The nights were the worst. They stretched long and brought only pain. Where does the mind wander when the body is unoccupied with activity, when the blackness all around simply pervades your soul; your thoughts turn to the Final darkness, and they stir up great anxiety in you, and so inhibit sleep. It becomes a vicious circle some nights. The hours of dreamless rest that did come were few and my only solace from the sorrows of waking.

The only comfort to us was the mad thought that somehow, my father might be alive. He was only presumed dead, as the soldier had said.
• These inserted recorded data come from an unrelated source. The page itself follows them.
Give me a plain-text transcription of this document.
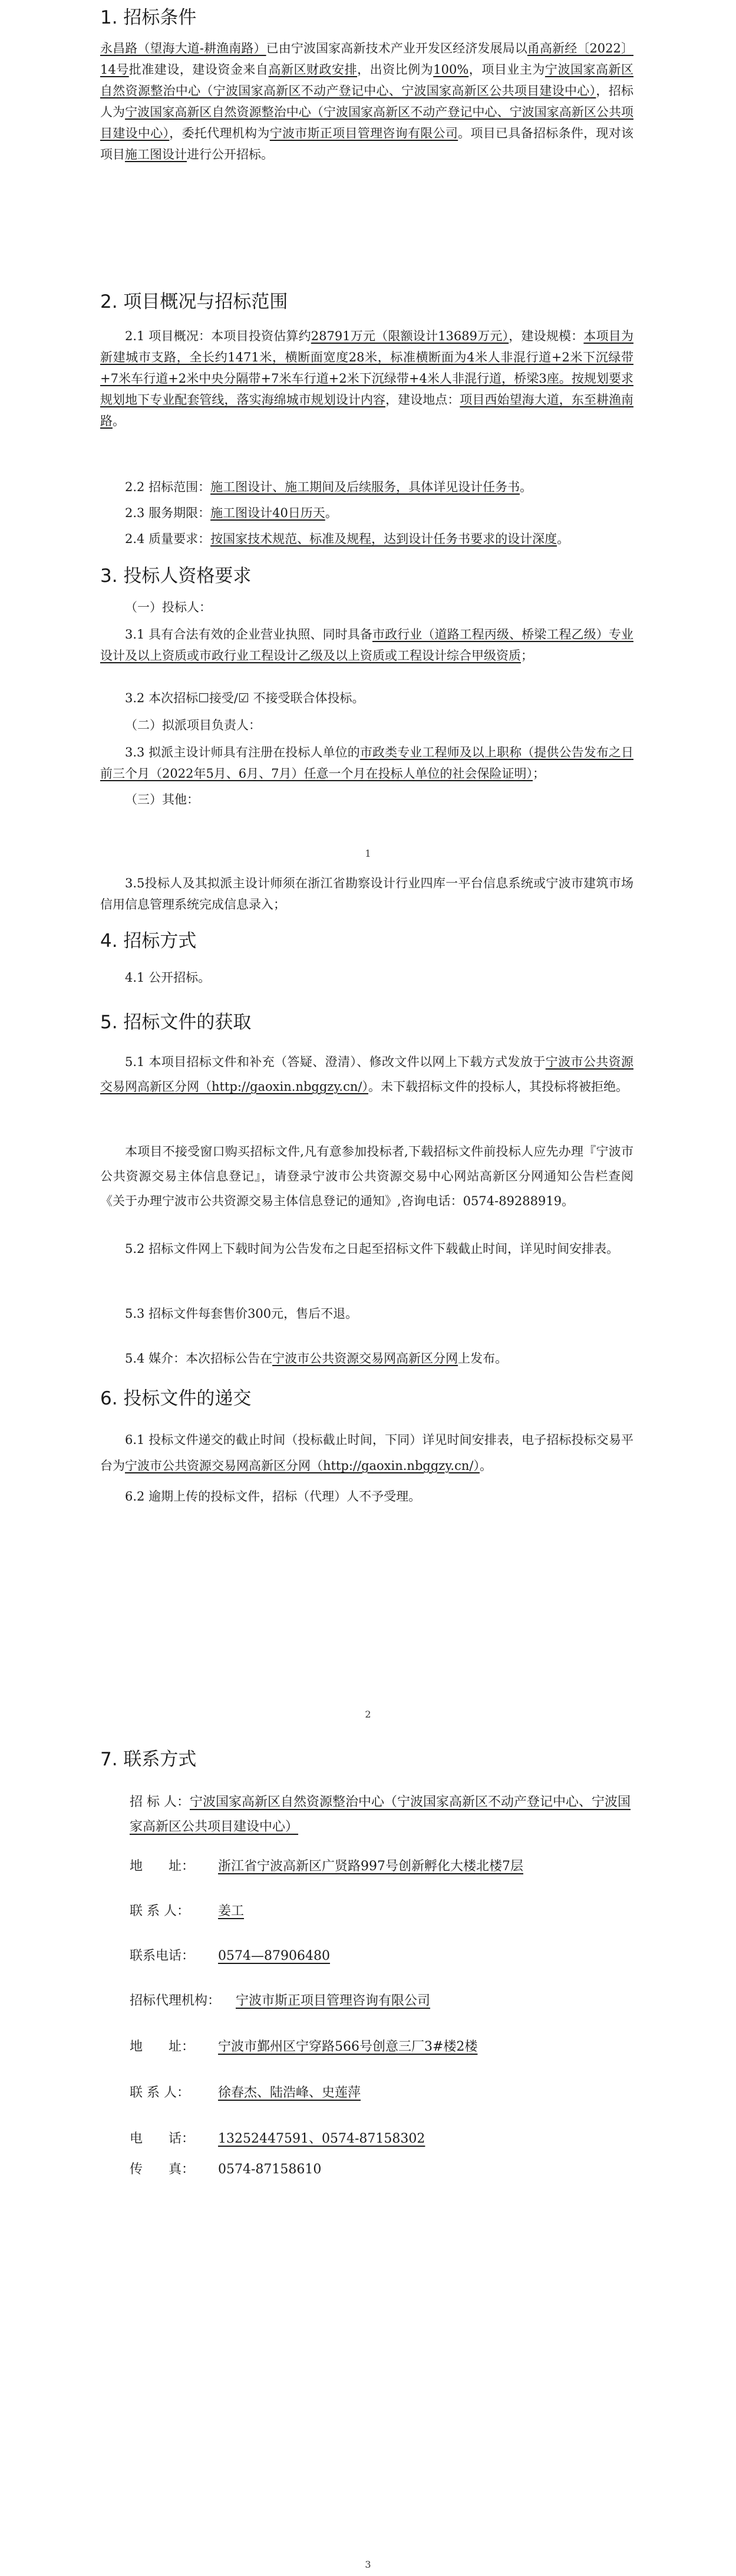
1. 招标条件

永昌路（望海大道-耕渔南路）已由宁波国家高新技术产业开发区经济发展局以甬高新经〔2022〕14号批准建设，建设资金来自高新区财政安排，出资比例为100%，项目业主为宁波国家高新区自然资源整治中心（宁波国家高新区不动产登记中心、宁波国家高新区公共项目建设中心），招标人为宁波国家高新区自然资源整治中心（宁波国家高新区不动产登记中心、宁波国家高新区公共项目建设中心），委托代理机构为宁波市斯正项目管理咨询有限公司。项目已具备招标条件，现对该项目施工图设计进行公开招标。

2. 项目概况与招标范围

2.1 项目概况：本项目投资估算约28791万元（限额设计13689万元），建设规模：本项目为新建城市支路，全长约1471米，横断面宽度28米，标准横断面为4米人非混行道+2米下沉绿带+7米车行道+2米中央分隔带+7米车行道+2米下沉绿带+4米人非混行道，桥梁3座。按规划要求规划地下专业配套管线，落实海绵城市规划设计内容，建设地点：项目西始望海大道，东至耕渔南路。

2.2 招标范围：施工图设计、施工期间及后续服务，具体详见设计任务书。

2.3 服务期限：施工图设计40日历天。

2.4 质量要求：按国家技术规范、标准及规程，达到设计任务书要求的设计深度。

3. 投标人资格要求

（一）投标人：

3.1 具有合法有效的企业营业执照、同时具备市政行业（道路工程丙级、桥梁工程乙级）专业设计及以上资质或市政行业工程设计乙级及以上资质或工程设计综合甲级资质；

3.2 本次招标☐接受/☑ 不接受联合体投标。

（二）拟派项目负责人：

3.3 拟派主设计师具有注册在投标人单位的市政类专业工程师及以上职称（提供公告发布之日前三个月（2022年5月、6月、7月）任意一个月在投标人单位的社会保险证明）；

（三）其他：

1

3.5投标人及其拟派主设计师须在浙江省勘察设计行业四库一平台信息系统或宁波市建筑市场信用信息管理系统完成信息录入；

4. 招标方式

4.1 公开招标。

5. 招标文件的获取

5.1 本项目招标文件和补充（答疑、澄清）、修改文件以网上下载方式发放于宁波市公共资源交易网高新区分网（http://gaoxin.nbggzy.cn/）。未下载招标文件的投标人，其投标将被拒绝。

本项目不接受窗口购买招标文件,凡有意参加投标者,下载招标文件前投标人应先办理『宁波市公共资源交易主体信息登记』，请登录宁波市公共资源交易中心网站高新区分网通知公告栏查阅《关于办理宁波市公共资源交易主体信息登记的通知》,咨询电话：0574-89288919。

5.2 招标文件网上下载时间为公告发布之日起至招标文件下载截止时间，详见时间安排表。

5.3 招标文件每套售价300元，售后不退。

5.4 媒介：本次招标公告在宁波市公共资源交易网高新区分网上发布。

6. 投标文件的递交

6.1 投标文件递交的截止时间（投标截止时间，下同）详见时间安排表，电子招标投标交易平台为宁波市公共资源交易网高新区分网（http://gaoxin.nbggzy.cn/）。

6.2 逾期上传的投标文件，招标（代理）人不予受理。

2
7. 联系方式
招 标 人：宁波国家高新区自然资源整治中心（宁波国家高新区不动产登记中心、宁波国家高新区公共项目建设中心）
地　　址： 浙江省宁波高新区广贤路997号创新孵化大楼北楼7层
联 系 人： 姜工
联系电话： 0574—87906480
招标代理机构： 宁波市斯正项目管理咨询有限公司
地　　址： 宁波市鄞州区宁穿路566号创意三厂3#楼2楼
联 系 人： 徐春杰、陆浩峰、史莲萍
电　　话： 13252447591、0574-87158302
传　　真： 0574-87158610
3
We comforted ourselves with that thought, and imagined great fantasies of him walking into the house with us waiting, knowing all the love we felt, being able to sweep away our sorrows with a wave of his hand. Yet they were merely wishes and dreams. But they were our way of coping, not only with his death, but also the unfairness that we did not get to say goodbye. Of all things, perhaps that was the most wrenching. You knew that he was aware of your love, of your great and deep esteem for him, but the inability to vocalize those things to him while he was here, to put into fact what was known; this was the travesty.

I was 16 when my father died in November of 1917. And I would have given anything to have him back.

I still would.

3 comments:

ChickyBabe said...

Your writing is so detailed, vivid and very poignant. I had a lump in my throat as I read certain parts.

I look forward to reading more. How far into this novel are you?

Mahd said...

I kind of hate how sad this novel is turning out, but my intention is not for it to be entirely dark the whole way through. I have maybe 10 or so chapters so far, all in random order. I'll try and post a few in the next couple weeks, but I can't say from what part of the book they'll be...

ChickyBabe said...

If it's sadness you need to convey, then let the words speak.

I look forward to the rest. It would be interesting to work out which part of the jigsaw they fit in.